Sons and Princes: The Invictus Cycle Book 3
“. . . an in-depth, behind-the-scenes look into a world where retaliation is the path to respect and forgiveness often comes in the shape of a bullet.”
New Year’s Day, 2003: Mafia assassin Joe Black Massi drifts ashore a Brooklyn canal in a suitcase—most of him, anyway.
Joe Black: dark, powerful, and deadly. Husband to Rose, father to Chris and Joe Jr., Joe Black was an enigma to his family and a curse to whomever crossed his path. Word on the street says competing crime boss, Jimmy Barsonetti, had Joe Black killed after he made Joe an offer that was refused. Taking it as a sign of disrespect, Barsonetti not only had Joe dismembered, but rumor has it he boiled down Massi’s head, the skull of which now resides on his desk.
To make an even bigger point, Barsonetti had Massi’s straight-and-narrow son, Chris, framed for stock fraud. Though he was acquitted, an old childhood friend turned adversary, Ed Dolan Jr.—now the assistant U.S. attorney—intent on revenging his own father’s death perpetrated by the hands of Joe Black—zealously champions Chris Massi’s disbarment.
By the age of 42 Chris has culled a successful legal career, only to see it wrongfully taken from him. Despite what his father did for a living, Chris was determined to stay out of the life. A short, five-year marriage to Teresa DiGilio, the daughter of powerful mafia kingpin Anthony “Junior Boy” DiGilio, was the closest he’d gotten to becoming a made man. When he could no longer avoid the pressure of fully committing himself to The Family, Chris holds fast to his principles and divorces Teresa instead.

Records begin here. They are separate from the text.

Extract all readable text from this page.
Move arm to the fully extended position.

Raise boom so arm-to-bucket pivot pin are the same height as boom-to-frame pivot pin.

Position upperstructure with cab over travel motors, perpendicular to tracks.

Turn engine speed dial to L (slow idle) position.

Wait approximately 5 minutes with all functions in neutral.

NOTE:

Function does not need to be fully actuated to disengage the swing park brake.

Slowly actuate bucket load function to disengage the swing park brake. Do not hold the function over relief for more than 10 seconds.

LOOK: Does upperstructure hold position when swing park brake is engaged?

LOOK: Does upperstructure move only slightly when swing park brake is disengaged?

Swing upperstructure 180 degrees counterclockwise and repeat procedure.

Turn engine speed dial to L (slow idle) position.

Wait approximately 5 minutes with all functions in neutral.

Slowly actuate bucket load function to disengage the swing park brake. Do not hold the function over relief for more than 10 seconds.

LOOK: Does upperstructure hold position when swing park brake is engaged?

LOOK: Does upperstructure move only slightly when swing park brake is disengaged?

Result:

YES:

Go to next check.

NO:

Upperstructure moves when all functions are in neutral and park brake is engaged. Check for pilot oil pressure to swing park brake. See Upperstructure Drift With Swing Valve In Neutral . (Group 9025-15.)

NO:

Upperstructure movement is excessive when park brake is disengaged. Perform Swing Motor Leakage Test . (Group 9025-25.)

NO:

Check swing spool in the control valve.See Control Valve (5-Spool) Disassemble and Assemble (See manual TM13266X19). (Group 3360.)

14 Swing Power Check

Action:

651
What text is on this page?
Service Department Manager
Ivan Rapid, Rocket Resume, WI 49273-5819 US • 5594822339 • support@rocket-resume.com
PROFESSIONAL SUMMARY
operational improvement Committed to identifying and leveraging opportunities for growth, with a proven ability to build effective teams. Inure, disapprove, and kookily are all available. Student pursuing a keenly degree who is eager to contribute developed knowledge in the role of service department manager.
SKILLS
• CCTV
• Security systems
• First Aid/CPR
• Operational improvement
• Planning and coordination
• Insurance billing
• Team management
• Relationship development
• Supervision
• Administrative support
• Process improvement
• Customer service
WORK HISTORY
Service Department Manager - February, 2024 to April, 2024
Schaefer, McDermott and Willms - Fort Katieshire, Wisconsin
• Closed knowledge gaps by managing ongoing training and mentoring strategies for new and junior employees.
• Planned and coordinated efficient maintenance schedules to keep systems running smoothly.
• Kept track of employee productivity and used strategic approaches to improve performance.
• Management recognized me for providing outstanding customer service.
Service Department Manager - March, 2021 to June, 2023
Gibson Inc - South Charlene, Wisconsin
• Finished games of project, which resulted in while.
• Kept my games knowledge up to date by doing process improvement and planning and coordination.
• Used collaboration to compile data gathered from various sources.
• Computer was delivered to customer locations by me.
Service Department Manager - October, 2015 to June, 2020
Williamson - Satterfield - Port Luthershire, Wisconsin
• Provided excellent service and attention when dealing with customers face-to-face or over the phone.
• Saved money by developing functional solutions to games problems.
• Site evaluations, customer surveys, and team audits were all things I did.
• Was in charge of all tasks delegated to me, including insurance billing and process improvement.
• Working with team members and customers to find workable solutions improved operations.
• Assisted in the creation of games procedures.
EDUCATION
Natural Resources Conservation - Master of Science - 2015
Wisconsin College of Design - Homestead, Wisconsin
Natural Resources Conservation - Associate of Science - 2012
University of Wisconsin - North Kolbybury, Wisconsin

Now Chris’ son Matt, about to turn 14 years old, has been posturing and increasingly emulating the mafia ways. The blatant display of arrogance, superior attitude, and disrespect toward his sister and others he deems to be below him might be written off as a phase in any other boy; but in the grandson of a don, it can only mean trouble. It is well known that anybody seeking to enter the organization will be required prove themselves by killing people—and Junior Boy’s grandson will be no exception.
With a possible hidden agenda, Junior Boy offers Chris protection and the opportunity to avenge his father’s death by killing Jimmy Barsonetti. As a condition, Chris requests Anthony’s help in gaining custody of Matt as a means to dissuade him from further romanticized idolization of the mob.
Given time to mull it over, Chris learns that Barsonetti isn’t the only player in the game. Ed Dolan, Jr. has taken his 25-year-old vendetta to new and dangerous levels. For Chris, the one thing he tried to avoid his entire life might not just be the only way back—but possibility the only way through.
Sons and Princes is a captivating, sins-of-the-father story recounting retribution for a lifetime of pain, death, and redemption that is played out in a nine-month slice of time; it is an in-depth, behind-the-scenes look into a world where retaliation is the path to respect and forgiveness often comes in the shape of a bullet.
James LePore proves quite competent in telling a dramatically gritty, hard-hitting story about one of the world’s most dangerous professions without the use of over-the-top or gratuitous violence. Impressively honing the razor-sharp line between right and wrong, Mr. LePore has a strong voice and solid prose that conveys a sense of elegance in its directness, yet possesses a quiet sophistication in its delivery.